When you first park, you see rows of gravestones -- a huge cemetery of thousands. "Wow -- those Indians killed a lot of people," is the first impression.
But a broadcast recorded voice is quick to point out this is a National Cemetery that holds the honored dead of many wars -- 4,400 veterans and their families, including "American Indians who joined in defending their country."
A short series of displays in the visitor center museum lays out the drama that unfolded on that fateful June day. A 7th Cavalry mannequin looks like Johnny Depp. Walk past the visitor center up the Last Stand Hill to find where Custer's troopers are buried (or marked -- a number have been exhumed and reburied).
Souvenir hunters have picked away at the Mass Grave monument's granite edges, though signs clearly advise: "Mass Grave - Please Keep Off." This part of the site still retains its "Custer's Last Stand" illusions. Brave cavalry soldiers, outnumbered and cut off on a lonely knoll...
A small monument saluting the dead horses of the 7th Cavalry was installed long before any permanent recognition of the Indian point-of-view. That changed in 2003, with the opening of a $2 million memorial telling the Indian side of the story.
In 1988, descendants of the battle's victors protested the lack of an Indian Memorial. The first President Bush approved the Congressional authorization for a memorial, the site to be renamed Little Bighorn Battlefield. In 2002 Congressional funds finally bankrolled the memorial, dedicated on June 25, 2003.
The Indian Memorial, a low earthen redoubt, is west of the 7th Cavalry Memorial, and wasn't getting as much traffic that first summer it was unveiled. Perhaps the way it blends into the landscape makes it hard for some visitors to notice it.
Walking down into the redoubt, the first decoration that stands out is an ironwork outline depicting three Indian horsemen in battle. An Indian woman runs alongside one, handing him a shield.
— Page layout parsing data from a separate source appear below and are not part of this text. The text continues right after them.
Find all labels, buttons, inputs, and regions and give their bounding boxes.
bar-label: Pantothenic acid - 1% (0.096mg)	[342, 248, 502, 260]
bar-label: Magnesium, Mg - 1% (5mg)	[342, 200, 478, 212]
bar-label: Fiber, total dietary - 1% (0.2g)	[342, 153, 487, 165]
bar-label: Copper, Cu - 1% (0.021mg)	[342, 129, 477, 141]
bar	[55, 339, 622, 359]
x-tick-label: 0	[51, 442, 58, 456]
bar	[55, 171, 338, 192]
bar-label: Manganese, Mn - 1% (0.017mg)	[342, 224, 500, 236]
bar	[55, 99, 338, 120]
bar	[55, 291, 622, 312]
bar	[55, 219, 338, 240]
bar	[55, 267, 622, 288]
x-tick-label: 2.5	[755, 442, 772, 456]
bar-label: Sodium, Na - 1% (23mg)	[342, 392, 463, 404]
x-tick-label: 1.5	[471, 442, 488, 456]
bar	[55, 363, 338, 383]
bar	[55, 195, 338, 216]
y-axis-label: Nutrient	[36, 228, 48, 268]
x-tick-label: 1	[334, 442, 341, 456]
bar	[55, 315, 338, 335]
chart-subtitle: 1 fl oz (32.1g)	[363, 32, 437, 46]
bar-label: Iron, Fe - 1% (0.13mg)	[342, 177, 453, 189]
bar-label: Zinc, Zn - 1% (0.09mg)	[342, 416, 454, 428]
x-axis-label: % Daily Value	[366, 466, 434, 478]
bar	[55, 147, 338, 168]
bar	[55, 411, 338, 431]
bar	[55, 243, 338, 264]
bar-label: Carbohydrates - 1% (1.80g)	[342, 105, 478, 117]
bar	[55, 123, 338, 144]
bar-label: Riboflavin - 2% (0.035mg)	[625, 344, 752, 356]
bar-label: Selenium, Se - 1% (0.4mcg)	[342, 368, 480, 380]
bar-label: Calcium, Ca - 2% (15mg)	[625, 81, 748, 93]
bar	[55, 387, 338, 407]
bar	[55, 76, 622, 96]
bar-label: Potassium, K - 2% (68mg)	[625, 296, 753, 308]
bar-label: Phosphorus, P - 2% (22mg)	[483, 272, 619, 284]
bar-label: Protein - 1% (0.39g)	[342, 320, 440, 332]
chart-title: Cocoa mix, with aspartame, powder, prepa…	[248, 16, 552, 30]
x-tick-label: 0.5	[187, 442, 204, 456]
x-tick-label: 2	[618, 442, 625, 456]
According to the handouts provided, "Peace through Unity" is the message of the monument. The stark, quiet spot on the plains is a "place where the Native American descendants can feel welcome"..."to honor and recognize the Indians who fought to preserve their land and culture." Peace and unity aren't quite what's conveyed by the illustrated panels around the inside of the memorial. There are Indian pictographs of small bands of US soldiers getting whupped from all sides. Other drawings show naked, mutilated soldiers with their legs and heads chopped off.
Water dribbles down from the circular walls of the monument, as if it's crying.
From our brief observation, white tourists didn't spend much time at the memorial. "This is for the Indians," we see one say quietly to his wife before leaving.
The new memorial is effective, though we're not quite getting the whole unity thing. Some visitors embrace the new perspective, and some are confused, beating a hasty retreat (perhaps to a distant, morally unambiguous WWII monument).
A few still defiantly wonder: "Who gave the Indians all those rifles?"
*Update: Eli Raisovich points out: "It was the worst PLAINS Indian defeat of the US Army. Its worst defeat was the Battle of the Wabash. The great Shawnee leader Blue Jacket helped inflict 623 soldiers killed or captured; 258 soldiers wounded; 24 workers killed; 14 wounded; and 33 women killed for a total of 952 casualties. One quarter of the ENTIRE US Army was wiped out." Earlier update: Sarah Chapman disagrees that the battle is presented with much balance at Little Big Horn: "The Cheyenne and Lakota stories of the battle are still not told truthfully and the National Park Service wants only to be SEEN to represent both sides. They do not even employ Lakota or Cheyenne interpreters although they could and the site would be much the richer for it."